En la última década, la cultura visual ha cambiado de forma. Se ha desprendido de los ojos humanos y se ha vuelto en gran medida invisible. La cultura visual humana se ha convertido en un caso especial de visión, una excepción a la regla. La inmensa mayoría de las imágenes las hacen ahora las máquinas para otras máquinas, y los seres humanos rara vez participan en el proceso.

Las imágenes invisibles nos observan activamente, nos pinchan, guían nuestros movimientos, nos infligen dolor y nos inducen placer.

Lo verdaderamente revolucionario de la llegada de las imágenes digitales es el hecho de que son fundamentalmente legibles por las máquinas: sólo pueden ser vistas por los humanos en circunstancias especiales y durante cortos periodos de tiempo. Una fotografía tomada con un teléfono crea un archivo legible por la máquina que no refleja la luz de forma que sea perceptible para el ojo humano. La imagen sólo aparece a los ojos humanos temporalmente antes de volver a su forma de máquina inmaterial cuando se guarda el teléfono o se apaga la pantalla. Sin embargo, no es necesario que la imagen se convierta en una forma legible para el ser humano para que una máquina pueda hacer algo con ella. 

El hecho de que las imágenes digitales sean fundamentalmente legibles por las máquinas sin necesidad de un sujeto humano tiene enormes implicaciones. Permite la automatización de la visión a una escala enorme y, junto con ella, el ejercicio del poder a escalas dramáticamente mayores y menores de lo que nunca ha sido posible.
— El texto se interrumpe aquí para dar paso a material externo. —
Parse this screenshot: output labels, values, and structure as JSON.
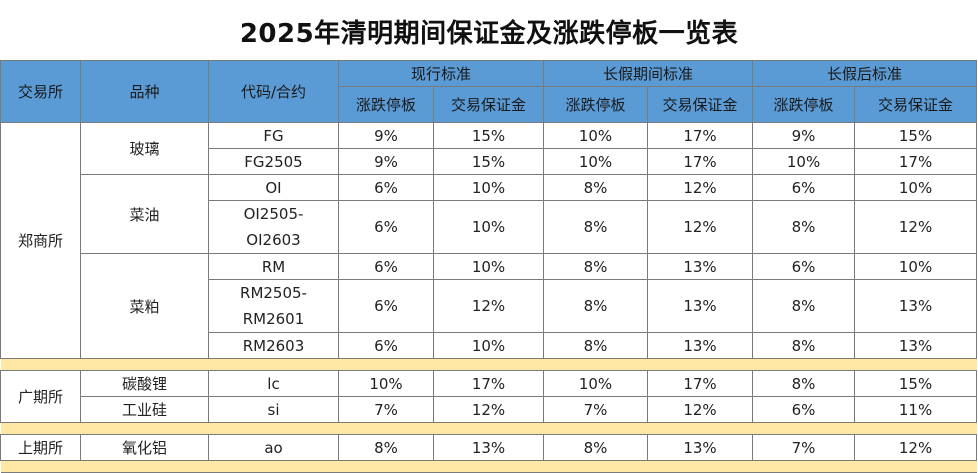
{
  "title": "2025年清明期间保证金及涨跌停板一览表",
  "headers": {
    "exchange": "交易所",
    "product": "品种",
    "code": "代码/合约",
    "groups": [
      "现行标准",
      "长假期间标准",
      "长假后标准"
    ],
    "sub": [
      "涨跌停板",
      "交易保证金",
      "涨跌停板",
      "交易保证金",
      "涨跌停板",
      "交易保证金"
    ]
  },
  "sections": [
    {
      "exchange": "郑商所",
      "products": [
        {
          "name": "玻璃",
          "rows": [
            {
              "code": [
                "FG"
              ],
              "values": [
                "9%",
                "15%",
                "10%",
                "17%",
                "9%",
                "15%"
              ]
            },
            {
              "code": [
                "FG2505"
              ],
              "values": [
                "9%",
                "15%",
                "10%",
                "17%",
                "10%",
                "17%"
              ]
            }
          ]
        },
        {
          "name": "菜油",
          "rows": [
            {
              "code": [
                "OI"
              ],
              "values": [
                "6%",
                "10%",
                "8%",
                "12%",
                "6%",
                "10%"
              ]
            },
            {
              "code": [
                "OI2505-",
                "OI2603"
              ],
              "values": [
                "6%",
                "10%",
                "8%",
                "12%",
                "8%",
                "12%"
              ]
            }
          ]
        },
        {
          "name": "菜粕",
          "rows": [
            {
              "code": [
                "RM"
              ],
              "values": [
                "6%",
                "10%",
                "8%",
                "13%",
                "6%",
                "10%"
              ]
            },
            {
              "code": [
                "RM2505-",
                "RM2601"
              ],
              "values": [
                "6%",
                "12%",
                "8%",
                "13%",
                "8%",
                "13%"
              ]
            },
            {
              "code": [
                "RM2603"
              ],
              "values": [
                "6%",
                "10%",
                "8%",
                "13%",
                "8%",
                "13%"
              ]
            }
          ]
        }
      ]
    },
    {
      "exchange": "广期所",
      "products": [
        {
          "name": "碳酸锂",
          "rows": [
            {
              "code": [
                "lc"
              ],
              "values": [
                "10%",
                "17%",
                "10%",
                "17%",
                "8%",
                "15%"
              ]
            }
          ]
        },
        {
          "name": "工业硅",
          "rows": [
            {
              "code": [
                "si"
              ],
              "values": [
                "7%",
                "12%",
                "7%",
                "12%",
                "6%",
                "11%"
              ]
            }
          ]
        }
      ]
    },
    {
      "exchange": "上期所",
      "products": [
        {
          "name": "氧化铝",
          "rows": [
            {
              "code": [
                "ao"
              ],
              "values": [
                "8%",
                "13%",
                "8%",
                "13%",
                "7%",
                "12%"
              ]
            }
          ]
        }
      ]
    }
  ],
  "colors": {
    "header_fill": "#5b9bd5",
    "separator_fill": "#ffe8a6",
    "border": "#7a7a7a"
  }
}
Cuando pones una imagen en Facebook o en otras redes sociales, estás alimentando un conjunto de sistemas de inteligencia artificial inmensamente potentes con información sobre cómo identificar a las personas y cómo reconocer lugares y objetos, hábitos y preferencias, identificaciones de raza, clase y género, estatus económico y mucho más.
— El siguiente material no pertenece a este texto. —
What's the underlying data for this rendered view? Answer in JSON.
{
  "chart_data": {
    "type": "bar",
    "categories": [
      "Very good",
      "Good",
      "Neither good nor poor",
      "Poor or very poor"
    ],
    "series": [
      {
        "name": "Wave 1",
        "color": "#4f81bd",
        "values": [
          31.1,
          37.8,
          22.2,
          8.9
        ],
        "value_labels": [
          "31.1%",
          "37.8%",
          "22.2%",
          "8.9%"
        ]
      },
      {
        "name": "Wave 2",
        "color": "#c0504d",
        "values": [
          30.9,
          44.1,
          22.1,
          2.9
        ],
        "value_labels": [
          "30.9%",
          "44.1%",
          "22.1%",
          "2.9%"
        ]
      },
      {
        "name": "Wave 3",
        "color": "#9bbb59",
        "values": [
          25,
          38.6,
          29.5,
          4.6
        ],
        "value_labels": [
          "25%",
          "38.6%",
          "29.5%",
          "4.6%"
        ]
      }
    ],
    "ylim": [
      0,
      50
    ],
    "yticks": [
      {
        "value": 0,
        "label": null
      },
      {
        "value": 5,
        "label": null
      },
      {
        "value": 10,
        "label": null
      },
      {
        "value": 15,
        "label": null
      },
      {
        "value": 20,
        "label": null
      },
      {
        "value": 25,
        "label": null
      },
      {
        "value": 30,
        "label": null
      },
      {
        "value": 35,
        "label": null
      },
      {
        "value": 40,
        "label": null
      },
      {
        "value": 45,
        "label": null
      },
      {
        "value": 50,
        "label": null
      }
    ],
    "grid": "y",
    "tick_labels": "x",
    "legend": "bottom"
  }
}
En suma, los sistemas de IA se han apropiado de la cultura visual humana y la han transformado en un conjunto de entrenamiento masivo y flexible. Cuantas más imágenes ingieren los sistemas de IA de Facebook y Google, más precisos se vuelven y más influencia tienen en la vida cotidiana. Los billones de imágenes que hemos sido entrenados para tratar como cultura humana son la base de formas de ver cada vez más autónomas que se parecen poco a la cultura visual del pasado.